Have just been emailed from them this morning allocating a lawyer to my case starting from this Friday- Thankyou though

Shaun Harris
22nd October 2014, 11:17
LAQC's don't exist any more, and you have massively over-simplified the situation. If you're self-employed via a closely held company you NEED to talk to your accountant about ACC, because it needs to be structured in such a way that you'll be entitled to a claim. Too many accountants think first about how they can minimise ACC bills (often at clients' instructions) without consideration for what happens in an accident.

It's reasonably likely that OP asked their accountant to do something to reduce their ACC bill some time in the past, not considering what may happen if they need to make a claim. I've seen it many times.

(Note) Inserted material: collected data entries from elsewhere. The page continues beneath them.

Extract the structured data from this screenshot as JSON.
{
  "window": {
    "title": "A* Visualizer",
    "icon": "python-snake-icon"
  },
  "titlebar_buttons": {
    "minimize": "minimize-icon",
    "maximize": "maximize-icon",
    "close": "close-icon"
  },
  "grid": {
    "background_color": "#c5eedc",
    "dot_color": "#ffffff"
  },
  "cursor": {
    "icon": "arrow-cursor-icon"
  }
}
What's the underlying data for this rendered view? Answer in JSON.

Source: I'm an accountant.



YES, I have massively over simplified it, as I do not know the law and accounting practice regarding this. But the reason behind my post about it on here was to make people aware of there are different strokes for different folks and hoping that an ACCOUNTANT like you would speak up and clarify the situation for others so as they do not end up where My family and I have due to not having all the dots in the correct place. Thanmks for your input.

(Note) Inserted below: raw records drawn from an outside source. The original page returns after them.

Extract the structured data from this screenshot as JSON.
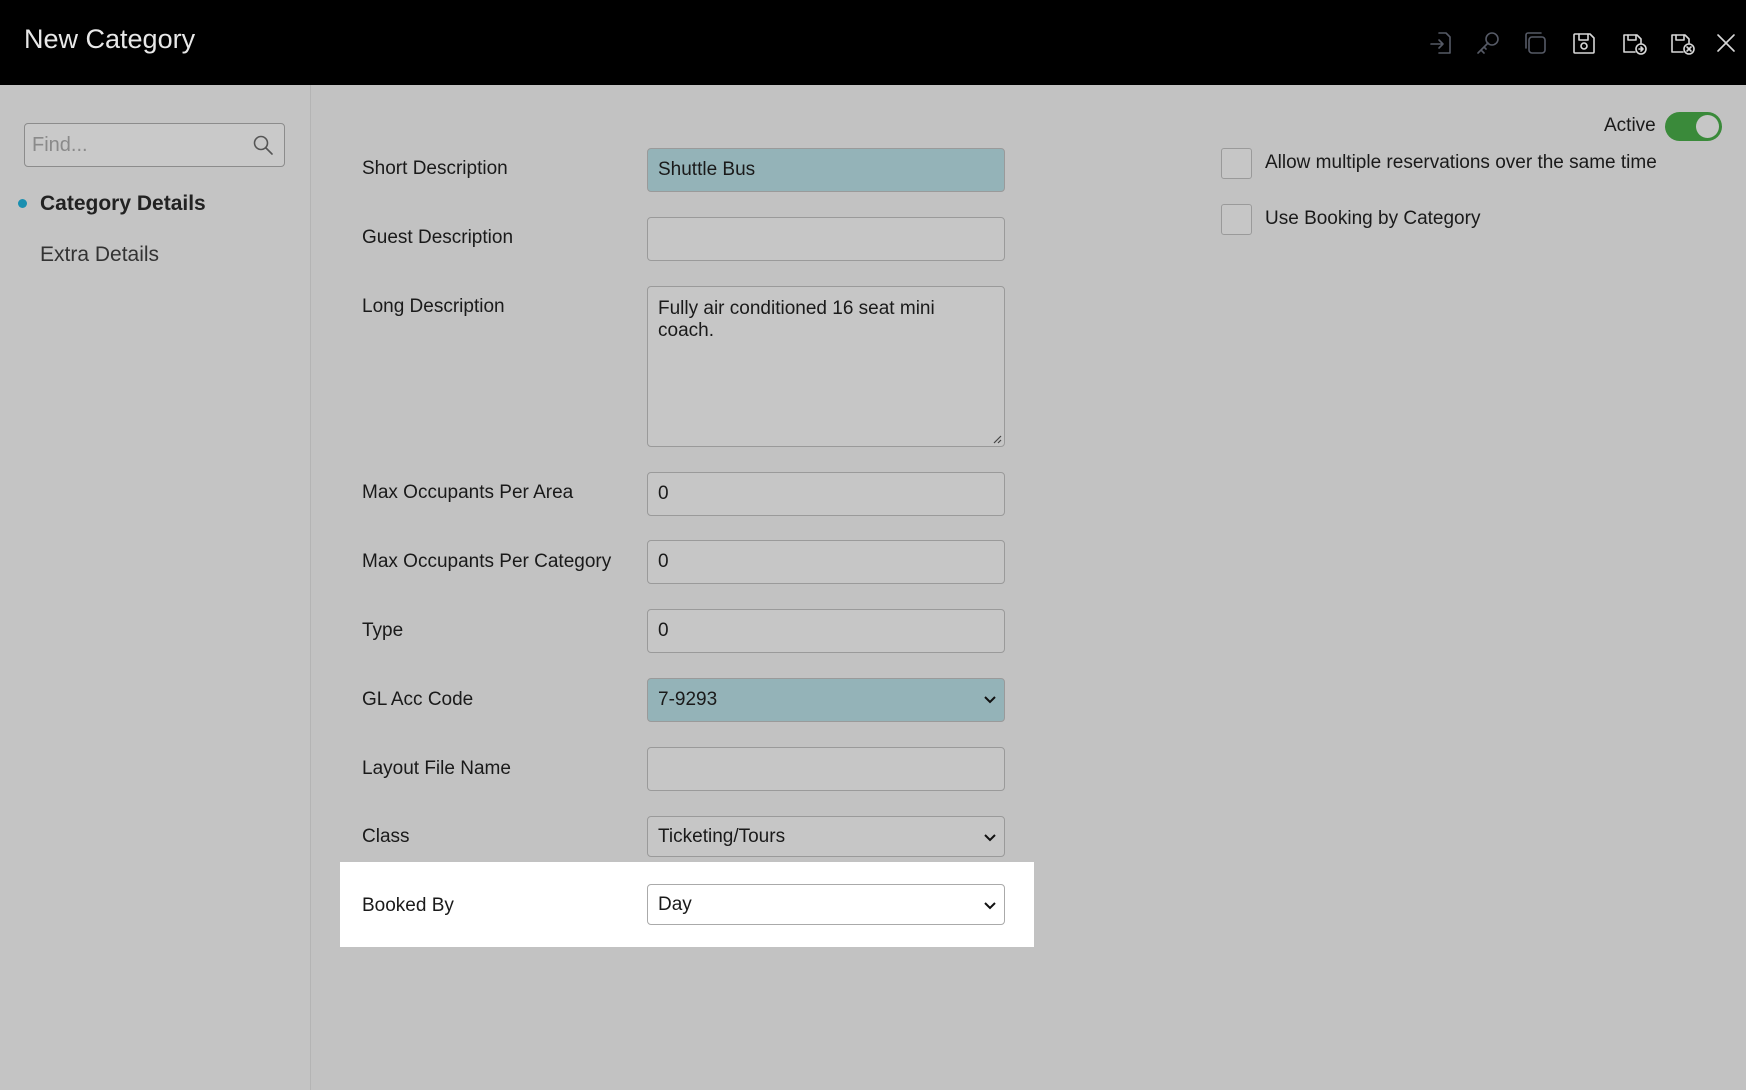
{
  "window": {
    "title": "New Category"
  },
  "toolbar": [
    {
      "name": "import-icon",
      "state": "disabled"
    },
    {
      "name": "key-icon",
      "state": "disabled"
    },
    {
      "name": "copy-icon",
      "state": "disabled"
    },
    {
      "name": "save-icon",
      "state": "enabled"
    },
    {
      "name": "save-and-new-icon",
      "state": "enabled"
    },
    {
      "name": "save-and-close-icon",
      "state": "enabled"
    },
    {
      "name": "close-icon",
      "state": "enabled"
    }
  ],
  "sidebar": {
    "search_placeholder": "Find...",
    "items": [
      {
        "label": "Category Details",
        "active": true
      },
      {
        "label": "Extra Details",
        "active": false
      }
    ]
  },
  "form": {
    "short_description": {
      "label": "Short Description",
      "value": "Shuttle Bus"
    },
    "guest_description": {
      "label": "Guest Description",
      "value": ""
    },
    "long_description": {
      "label": "Long Description",
      "value": "Fully air conditioned 16 seat mini coach."
    },
    "max_occupants_area": {
      "label": "Max Occupants Per Area",
      "value": "0"
    },
    "max_occupants_category": {
      "label": "Max Occupants Per Category",
      "value": "0"
    },
    "type": {
      "label": "Type",
      "value": "0"
    },
    "gl_acc_code": {
      "label": "GL Acc Code",
      "value": "7-9293"
    },
    "layout_file_name": {
      "label": "Layout File Name",
      "value": ""
    },
    "class": {
      "label": "Class",
      "value": "Ticketing/Tours"
    },
    "booked_by": {
      "label": "Booked By",
      "value": "Day"
    }
  },
  "options": {
    "active_label": "Active",
    "active": true,
    "allow_multiple": {
      "label": "Allow multiple reservations over the same time",
      "checked": false
    },
    "booking_by_category": {
      "label": "Use Booking by Category",
      "checked": false
    }
  },
  "colors": {
    "titlebar": "#000000",
    "background": "#c2c2c2",
    "highlighted_field": "#94b3b8",
    "toggle_on": "#3a8a3a",
    "nav_dot": "#1a8fb0"
  }
}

Agreed re the minimising of my ACC Bill with my past accountant, I did not request this but he would have been thinking for me in regards of minimising my over heads rather than protecting the future in case. Tax etc is just some thing that has to be paid, I have never stressed about it and never will, it is pointless too.

p.dath
22nd October 2014, 13:07
Talking of loss making companies.... There is a franchise company in the bay that contracts the installation of their products and servicing to another company.... This company is owned by the same man and charges sweet fuck all for their work and makes huge losses every year, so the government give tax rebates and lower levies.

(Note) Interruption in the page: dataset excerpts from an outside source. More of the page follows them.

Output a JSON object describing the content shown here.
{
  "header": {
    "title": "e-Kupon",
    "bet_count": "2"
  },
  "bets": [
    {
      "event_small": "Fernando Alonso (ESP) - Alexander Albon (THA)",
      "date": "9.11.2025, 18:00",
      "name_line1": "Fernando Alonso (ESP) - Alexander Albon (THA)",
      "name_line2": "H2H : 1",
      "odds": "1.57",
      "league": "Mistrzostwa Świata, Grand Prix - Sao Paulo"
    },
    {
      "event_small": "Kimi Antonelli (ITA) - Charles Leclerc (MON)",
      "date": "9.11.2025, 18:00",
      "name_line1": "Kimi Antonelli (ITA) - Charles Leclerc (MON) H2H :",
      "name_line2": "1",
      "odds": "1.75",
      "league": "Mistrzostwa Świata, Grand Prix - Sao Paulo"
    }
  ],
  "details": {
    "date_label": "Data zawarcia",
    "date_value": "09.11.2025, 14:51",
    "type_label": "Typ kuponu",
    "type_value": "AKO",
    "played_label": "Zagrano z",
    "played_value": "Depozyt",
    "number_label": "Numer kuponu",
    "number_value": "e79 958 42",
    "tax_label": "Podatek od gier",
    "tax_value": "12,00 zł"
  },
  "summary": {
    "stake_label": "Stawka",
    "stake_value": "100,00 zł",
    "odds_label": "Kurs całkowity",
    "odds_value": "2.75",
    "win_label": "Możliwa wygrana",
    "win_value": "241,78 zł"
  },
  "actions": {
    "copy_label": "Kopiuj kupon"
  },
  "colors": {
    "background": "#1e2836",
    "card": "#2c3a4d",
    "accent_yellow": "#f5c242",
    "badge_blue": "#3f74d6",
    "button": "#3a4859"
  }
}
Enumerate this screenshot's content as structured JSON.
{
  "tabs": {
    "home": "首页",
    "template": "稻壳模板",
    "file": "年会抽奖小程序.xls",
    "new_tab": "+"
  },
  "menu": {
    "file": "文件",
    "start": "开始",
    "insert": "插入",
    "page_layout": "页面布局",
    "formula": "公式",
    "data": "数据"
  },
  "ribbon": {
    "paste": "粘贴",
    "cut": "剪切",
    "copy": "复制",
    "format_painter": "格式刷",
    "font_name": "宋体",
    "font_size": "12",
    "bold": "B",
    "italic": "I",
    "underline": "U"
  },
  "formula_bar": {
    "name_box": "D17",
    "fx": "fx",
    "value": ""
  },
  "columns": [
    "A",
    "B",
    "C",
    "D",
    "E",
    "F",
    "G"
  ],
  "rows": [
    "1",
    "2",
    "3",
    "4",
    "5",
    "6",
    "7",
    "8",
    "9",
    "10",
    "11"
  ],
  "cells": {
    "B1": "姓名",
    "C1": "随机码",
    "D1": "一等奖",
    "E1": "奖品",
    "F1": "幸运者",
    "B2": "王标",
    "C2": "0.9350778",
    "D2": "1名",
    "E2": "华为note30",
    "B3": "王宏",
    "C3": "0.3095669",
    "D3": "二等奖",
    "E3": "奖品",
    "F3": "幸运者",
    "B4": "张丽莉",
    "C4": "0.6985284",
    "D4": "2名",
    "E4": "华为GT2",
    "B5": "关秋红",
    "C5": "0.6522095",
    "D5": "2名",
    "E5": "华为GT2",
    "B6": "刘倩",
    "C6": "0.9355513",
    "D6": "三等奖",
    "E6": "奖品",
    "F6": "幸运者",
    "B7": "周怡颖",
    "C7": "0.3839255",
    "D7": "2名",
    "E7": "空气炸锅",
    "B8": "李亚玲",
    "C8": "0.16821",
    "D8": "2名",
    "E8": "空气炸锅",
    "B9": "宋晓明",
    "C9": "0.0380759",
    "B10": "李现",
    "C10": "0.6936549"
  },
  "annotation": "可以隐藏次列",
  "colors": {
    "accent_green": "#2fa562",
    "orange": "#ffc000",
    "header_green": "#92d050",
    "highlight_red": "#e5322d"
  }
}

This would fail the "related parties" test. The mostly likely result is the person involved will get caught in a routine audit. I hope for their sake it is soon. If they don't get caught for an extended period of time, such as 10 years, the back dated compounded penalties could easily exceed the person's net wealth, and they will loose their house, business, car and any other asset they happen to own.

p.dath
22nd October 2014, 13:09
unfortunately I Paid an accountant who made a few mistakes with setting me up and did not know any better myself.

That's probably a tough call. There are several ways of doing it, none of them wrong, that just achieve different outcomes. A bit like suspension settings ... :-)

HenryDorsetCase
22nd October 2014, 13:35
This is the simplest and best approach. Unfortunately many small business owners are convinced they can lower their tax and ACC obligations through a series of complex structures. In the end they only wind up reducing their entitlements and increasing their accounting fees.

....and legal fees with any luck :)

Akzle
22nd October 2014, 15:05
i thought they'd scrapped the LAQC shit and now did some other bullshit

Shaun Harris
22nd October 2014, 15:07
That's probably a tough call. There are several ways of doing it, none of them wrong, that just achieve different outcomes. A bit like suspension settings ... :-)


yea, but if I was setting up some ones suspension I would discuss the options and out comes with them, in this case I was never informed of any different options. If I had been I would have deffinately made sure I was Fully insured as such.

Icemaestro
23rd October 2014, 19:31
As someone who goes out and sees people after their injuries...its got nothing to do with the structure of your company, except for that self employer people can take out cover plus extra, which lets you set a compensation figure. Otherwise, ACC just looks at your income, IE profit if you are a sole trader. I recommend to all self employed people I know that they either do as above suggested and make youself an employee, or take regular drawings of an amount that you could survive if reduced to 80% of.